Glycosylation and high-level secretion of human tumour necrosis factor-beta in recombinant baculovirus-infected insect cells.

Abstract

Human tumour necrosis factor-beta (TNF-beta) was produced in eukaryotic cells using the insect baculovirus cloning and expression system. A novel insect signal sequence, the honey-bee (Apis mellifera) prepromelittin secretory sequence, was used to aid in the post-translational modifications, glycosylation and secretion of recombinant human TNF-beta. Human TNF-beta cDNA was cloned using the insect baculovirus vector pAcC4s. Expression of the human TNF-beta was regulated by the insect Autographa californica nuclear-polyhedrosis-virus polyhedrin promoter. The 5' end of the TNF-beta cDNA was fused to the honey-bee prepromelittin signal sequence on the baculovirus vector. Insect [Spodoptera frugiperda (Sf9)] cells infected with the recombinant baculovirus secreted high levels of recombinant human TNF-beta into the culture medium.

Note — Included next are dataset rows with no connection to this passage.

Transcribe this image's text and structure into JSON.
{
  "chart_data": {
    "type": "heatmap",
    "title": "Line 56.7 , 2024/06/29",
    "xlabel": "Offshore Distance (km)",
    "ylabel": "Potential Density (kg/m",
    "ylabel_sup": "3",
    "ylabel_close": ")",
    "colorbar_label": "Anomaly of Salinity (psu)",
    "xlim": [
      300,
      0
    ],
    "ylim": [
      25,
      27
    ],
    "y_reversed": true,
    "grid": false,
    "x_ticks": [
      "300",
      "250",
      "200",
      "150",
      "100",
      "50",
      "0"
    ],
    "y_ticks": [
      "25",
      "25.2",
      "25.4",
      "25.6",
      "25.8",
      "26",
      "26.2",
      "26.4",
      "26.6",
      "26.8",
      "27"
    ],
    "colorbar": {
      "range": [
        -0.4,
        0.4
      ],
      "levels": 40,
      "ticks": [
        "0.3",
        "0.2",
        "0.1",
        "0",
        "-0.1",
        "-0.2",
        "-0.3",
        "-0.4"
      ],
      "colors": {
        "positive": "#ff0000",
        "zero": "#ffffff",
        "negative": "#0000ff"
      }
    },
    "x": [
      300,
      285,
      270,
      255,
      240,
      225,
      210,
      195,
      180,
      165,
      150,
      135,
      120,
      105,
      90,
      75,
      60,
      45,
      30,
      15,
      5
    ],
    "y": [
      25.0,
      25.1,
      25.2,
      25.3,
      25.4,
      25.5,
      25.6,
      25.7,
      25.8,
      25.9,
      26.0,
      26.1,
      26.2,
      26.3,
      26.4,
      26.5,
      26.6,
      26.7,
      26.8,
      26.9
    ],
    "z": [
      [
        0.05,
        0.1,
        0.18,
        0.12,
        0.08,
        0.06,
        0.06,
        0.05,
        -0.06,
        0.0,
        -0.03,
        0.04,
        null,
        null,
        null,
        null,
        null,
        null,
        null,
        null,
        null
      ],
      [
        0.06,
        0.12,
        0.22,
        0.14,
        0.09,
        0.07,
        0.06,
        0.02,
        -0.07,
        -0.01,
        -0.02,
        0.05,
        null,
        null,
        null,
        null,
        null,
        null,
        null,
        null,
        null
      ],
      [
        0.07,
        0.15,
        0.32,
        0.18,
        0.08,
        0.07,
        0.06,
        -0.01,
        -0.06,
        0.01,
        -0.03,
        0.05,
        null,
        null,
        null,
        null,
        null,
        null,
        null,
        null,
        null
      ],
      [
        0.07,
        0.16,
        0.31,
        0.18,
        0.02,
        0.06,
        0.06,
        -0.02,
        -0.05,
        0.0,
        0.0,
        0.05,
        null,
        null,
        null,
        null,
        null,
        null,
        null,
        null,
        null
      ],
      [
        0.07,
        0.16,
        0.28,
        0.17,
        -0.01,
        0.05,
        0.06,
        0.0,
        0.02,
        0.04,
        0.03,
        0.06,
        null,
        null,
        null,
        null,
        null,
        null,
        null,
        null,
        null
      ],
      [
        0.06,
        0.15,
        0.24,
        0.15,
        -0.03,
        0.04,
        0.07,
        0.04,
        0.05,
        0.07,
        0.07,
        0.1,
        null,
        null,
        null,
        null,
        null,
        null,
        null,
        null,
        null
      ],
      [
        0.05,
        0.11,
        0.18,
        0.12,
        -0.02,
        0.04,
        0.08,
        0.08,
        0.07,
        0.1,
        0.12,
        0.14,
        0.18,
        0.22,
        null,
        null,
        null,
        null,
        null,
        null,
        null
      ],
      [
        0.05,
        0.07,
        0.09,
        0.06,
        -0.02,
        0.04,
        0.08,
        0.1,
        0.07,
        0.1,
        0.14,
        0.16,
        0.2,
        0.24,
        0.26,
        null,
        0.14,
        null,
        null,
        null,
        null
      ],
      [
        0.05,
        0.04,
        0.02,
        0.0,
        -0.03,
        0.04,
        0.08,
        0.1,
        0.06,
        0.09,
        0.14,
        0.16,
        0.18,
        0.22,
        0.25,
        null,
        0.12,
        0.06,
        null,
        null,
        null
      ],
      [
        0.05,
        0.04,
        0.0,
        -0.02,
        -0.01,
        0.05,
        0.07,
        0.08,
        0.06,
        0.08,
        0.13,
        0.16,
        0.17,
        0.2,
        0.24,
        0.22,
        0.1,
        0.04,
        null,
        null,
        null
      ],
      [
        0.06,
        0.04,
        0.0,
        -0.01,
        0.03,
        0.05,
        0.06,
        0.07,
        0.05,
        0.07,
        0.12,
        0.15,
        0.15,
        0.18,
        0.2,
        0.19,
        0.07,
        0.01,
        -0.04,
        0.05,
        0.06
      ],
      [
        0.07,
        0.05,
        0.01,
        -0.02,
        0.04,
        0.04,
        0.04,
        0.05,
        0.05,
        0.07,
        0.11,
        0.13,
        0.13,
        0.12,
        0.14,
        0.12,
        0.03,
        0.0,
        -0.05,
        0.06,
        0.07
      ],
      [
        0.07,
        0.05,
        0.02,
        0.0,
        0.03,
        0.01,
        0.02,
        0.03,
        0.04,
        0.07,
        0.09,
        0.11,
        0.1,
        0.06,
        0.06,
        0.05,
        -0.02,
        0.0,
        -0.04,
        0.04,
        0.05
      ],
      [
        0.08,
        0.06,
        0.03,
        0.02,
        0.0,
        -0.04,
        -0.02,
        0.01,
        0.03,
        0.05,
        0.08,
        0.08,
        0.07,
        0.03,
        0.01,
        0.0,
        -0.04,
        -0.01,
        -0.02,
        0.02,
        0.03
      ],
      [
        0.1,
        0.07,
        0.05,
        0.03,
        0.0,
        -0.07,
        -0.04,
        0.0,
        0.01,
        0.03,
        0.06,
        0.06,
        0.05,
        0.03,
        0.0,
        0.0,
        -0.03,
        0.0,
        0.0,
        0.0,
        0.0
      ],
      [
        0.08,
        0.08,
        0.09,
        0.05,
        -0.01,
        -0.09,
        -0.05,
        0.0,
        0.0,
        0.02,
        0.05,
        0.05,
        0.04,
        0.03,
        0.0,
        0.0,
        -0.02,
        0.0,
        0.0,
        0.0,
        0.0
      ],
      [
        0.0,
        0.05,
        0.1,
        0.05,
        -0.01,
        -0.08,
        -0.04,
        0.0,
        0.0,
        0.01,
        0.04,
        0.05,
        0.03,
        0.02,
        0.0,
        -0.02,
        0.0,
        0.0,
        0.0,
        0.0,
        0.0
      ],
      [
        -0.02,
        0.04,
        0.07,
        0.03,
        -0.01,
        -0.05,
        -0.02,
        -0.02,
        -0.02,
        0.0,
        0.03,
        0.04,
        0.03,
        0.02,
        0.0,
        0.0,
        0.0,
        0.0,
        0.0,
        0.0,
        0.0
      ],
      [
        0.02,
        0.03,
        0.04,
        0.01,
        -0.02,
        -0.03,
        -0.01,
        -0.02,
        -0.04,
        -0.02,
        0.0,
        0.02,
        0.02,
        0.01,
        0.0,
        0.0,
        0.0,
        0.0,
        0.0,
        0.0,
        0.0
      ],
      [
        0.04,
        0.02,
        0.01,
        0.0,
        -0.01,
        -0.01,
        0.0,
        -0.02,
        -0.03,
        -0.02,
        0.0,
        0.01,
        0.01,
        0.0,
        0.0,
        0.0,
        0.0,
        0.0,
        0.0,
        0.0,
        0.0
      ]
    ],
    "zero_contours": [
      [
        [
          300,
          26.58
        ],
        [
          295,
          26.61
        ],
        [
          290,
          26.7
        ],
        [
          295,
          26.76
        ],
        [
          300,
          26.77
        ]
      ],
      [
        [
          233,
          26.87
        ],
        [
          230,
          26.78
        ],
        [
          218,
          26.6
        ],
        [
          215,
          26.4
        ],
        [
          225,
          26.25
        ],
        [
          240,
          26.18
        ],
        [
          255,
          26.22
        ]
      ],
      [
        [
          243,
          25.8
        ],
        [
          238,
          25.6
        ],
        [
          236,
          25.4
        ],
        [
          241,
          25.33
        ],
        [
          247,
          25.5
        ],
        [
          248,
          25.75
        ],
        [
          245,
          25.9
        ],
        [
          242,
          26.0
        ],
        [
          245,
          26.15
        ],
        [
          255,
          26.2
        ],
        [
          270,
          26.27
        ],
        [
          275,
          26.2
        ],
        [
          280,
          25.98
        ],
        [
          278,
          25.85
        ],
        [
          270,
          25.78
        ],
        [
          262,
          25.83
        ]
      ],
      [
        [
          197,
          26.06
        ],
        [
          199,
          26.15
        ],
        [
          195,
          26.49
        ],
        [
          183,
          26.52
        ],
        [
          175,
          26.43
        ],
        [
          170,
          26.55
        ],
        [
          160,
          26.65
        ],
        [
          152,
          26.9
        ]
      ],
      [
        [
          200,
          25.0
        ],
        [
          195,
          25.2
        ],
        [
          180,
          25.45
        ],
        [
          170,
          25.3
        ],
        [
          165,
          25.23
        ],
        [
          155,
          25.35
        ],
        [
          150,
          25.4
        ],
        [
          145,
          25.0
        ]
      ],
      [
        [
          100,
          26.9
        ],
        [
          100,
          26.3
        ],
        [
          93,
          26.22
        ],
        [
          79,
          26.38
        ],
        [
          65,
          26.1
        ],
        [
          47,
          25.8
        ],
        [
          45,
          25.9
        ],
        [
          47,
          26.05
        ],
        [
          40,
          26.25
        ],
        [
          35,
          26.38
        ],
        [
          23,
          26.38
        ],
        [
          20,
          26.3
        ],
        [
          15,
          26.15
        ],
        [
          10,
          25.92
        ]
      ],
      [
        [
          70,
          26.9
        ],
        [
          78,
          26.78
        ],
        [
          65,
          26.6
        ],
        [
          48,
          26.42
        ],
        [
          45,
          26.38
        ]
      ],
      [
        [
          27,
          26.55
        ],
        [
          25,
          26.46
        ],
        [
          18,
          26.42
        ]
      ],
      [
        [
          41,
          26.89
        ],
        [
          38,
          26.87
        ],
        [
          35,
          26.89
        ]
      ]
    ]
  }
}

The amount of TNF-beta secreted by the Sf9 cells was estimated to be 28 micrograms of TNF-beta/ml of culture medium at 60-72 h post infection. The secreted human TNF-beta was a 22.5 kDa polypeptide which was glycosylated. Amino acid sequencing of the N-terminus of the recombinant human TNF-beta purified from the infected Sf9-cell culture confirmed that the secreted product was indeed human TNF-beta. This demonstrates that the honey-bee prepromelittin signal sequence was efficiently recognized and accurately cleaved in the Sf9 insect cells. The insect-derived TNF-beta exhibited a high cytotoxic activity similar to that of the native human TNF-beta when assessed by cytotoxic assays using murine L929 cells. Thus the insect baculovirus expression vector can be used for the production of abundant quantities of biologically active, glycosylated human TNF-beta protein.